War Horse Brewing Company
- Industry: Alcoholic Beverage
- Founded: May 2008
- Headquarters: Geneva, New York
- Products: Beer Cider Soda
- Brands: War Horse Brewing Company beers, Red Apple Bombshell Hard Ciders
- Owner: Dave Mansfield

= War Horse Brewing Company =

American brewery company

War Horse Brewing Company (formerly Barley Yards Brewing Company), part of the Three Brothers Wineries & Estates, is a brewery operated by Dave Mansfield in Geneva, New York, USA. The brewery opened on May 24, 2008 and is the first brewery in the United States to brew a Riesling ale, made by blending the wort of an American-style wheat beer with ten percent juice from Riesling grapes.

==The Brewery==
War Horse Brewing Company is brewed on-site as of May 17, 2016. The beers are brewed on a 15bbl system.
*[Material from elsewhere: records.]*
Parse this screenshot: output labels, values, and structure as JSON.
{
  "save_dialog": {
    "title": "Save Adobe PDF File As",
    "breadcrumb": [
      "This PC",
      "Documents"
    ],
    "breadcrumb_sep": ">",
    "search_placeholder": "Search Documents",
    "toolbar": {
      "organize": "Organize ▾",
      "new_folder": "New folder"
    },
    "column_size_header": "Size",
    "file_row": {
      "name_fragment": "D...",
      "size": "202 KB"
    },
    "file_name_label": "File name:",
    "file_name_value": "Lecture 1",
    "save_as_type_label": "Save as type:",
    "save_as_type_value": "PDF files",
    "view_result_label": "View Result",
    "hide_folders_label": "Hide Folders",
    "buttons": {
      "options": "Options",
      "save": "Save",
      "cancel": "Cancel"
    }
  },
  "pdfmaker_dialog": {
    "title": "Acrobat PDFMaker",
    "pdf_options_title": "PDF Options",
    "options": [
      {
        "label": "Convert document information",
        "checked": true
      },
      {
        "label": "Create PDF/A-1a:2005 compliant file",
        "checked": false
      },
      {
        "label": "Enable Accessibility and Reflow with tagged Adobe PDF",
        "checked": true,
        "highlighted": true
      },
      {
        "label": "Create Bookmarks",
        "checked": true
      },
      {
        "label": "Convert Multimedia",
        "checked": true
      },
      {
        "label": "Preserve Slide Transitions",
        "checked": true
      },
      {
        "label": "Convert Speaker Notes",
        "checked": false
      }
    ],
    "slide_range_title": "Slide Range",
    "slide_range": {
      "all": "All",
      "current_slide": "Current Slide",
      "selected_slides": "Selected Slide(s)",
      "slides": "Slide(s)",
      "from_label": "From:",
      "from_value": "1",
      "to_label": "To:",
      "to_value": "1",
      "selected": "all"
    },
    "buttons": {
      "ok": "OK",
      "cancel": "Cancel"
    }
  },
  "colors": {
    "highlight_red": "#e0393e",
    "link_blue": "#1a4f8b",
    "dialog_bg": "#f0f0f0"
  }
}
War Horse brews year-round beers in three varieties – The Riesling Ale, a Scotch Ale, and an East-Coast style India Pale Ale. The Riesling Ale is made by adding estate-grown Riesling juice to their American Wheat Ale. They also have a rotating list of seasonals and one-offs.

War Horse also produces a line of Hard Ciders called "Red Apple Bombshell" as well as root beer, orange cream, ginger beer, and other non-alcoholic sodas. The Red Apple Bombshell line of ciders is made using New York State apples and is available on tap and in cans at War Horse Brewing Company. From 2008 to 2016, War Horse contract-brewed their beers at Custom Brewcrafters, an offsite brewpub in Honeoye Falls.

In Summer 2016, War Horse will be partnering up with the National Women's Hall of Fame in Seneca Falls, NY to brew a beer called "Inspiring Ale". A Belgian Wit brewed with coriander, orange peel, and rose hips, a portion of the proceeds from every pint, growler, and can sold will go directly to the Women's Hall of Fame.

==The tasting room==
The War Horse Brewing Company tasting room was renovated and rebuilt in 2016. It is located at Three Brothers Wineries & Estates and is connected to the brewing facility. The tasting room is themed on a British town during World War II. War Horse Brewing Company draws its inspiration from owner Luanne's father, Mike, who served in the Navy during World War II. Tastings, half pints, pints, and flights are available in the tasting room with plenty of seating outside. Beer, cider, and sodas are available for purchase in growlers, half growlers, and 16oz cans. The brewery is open every day.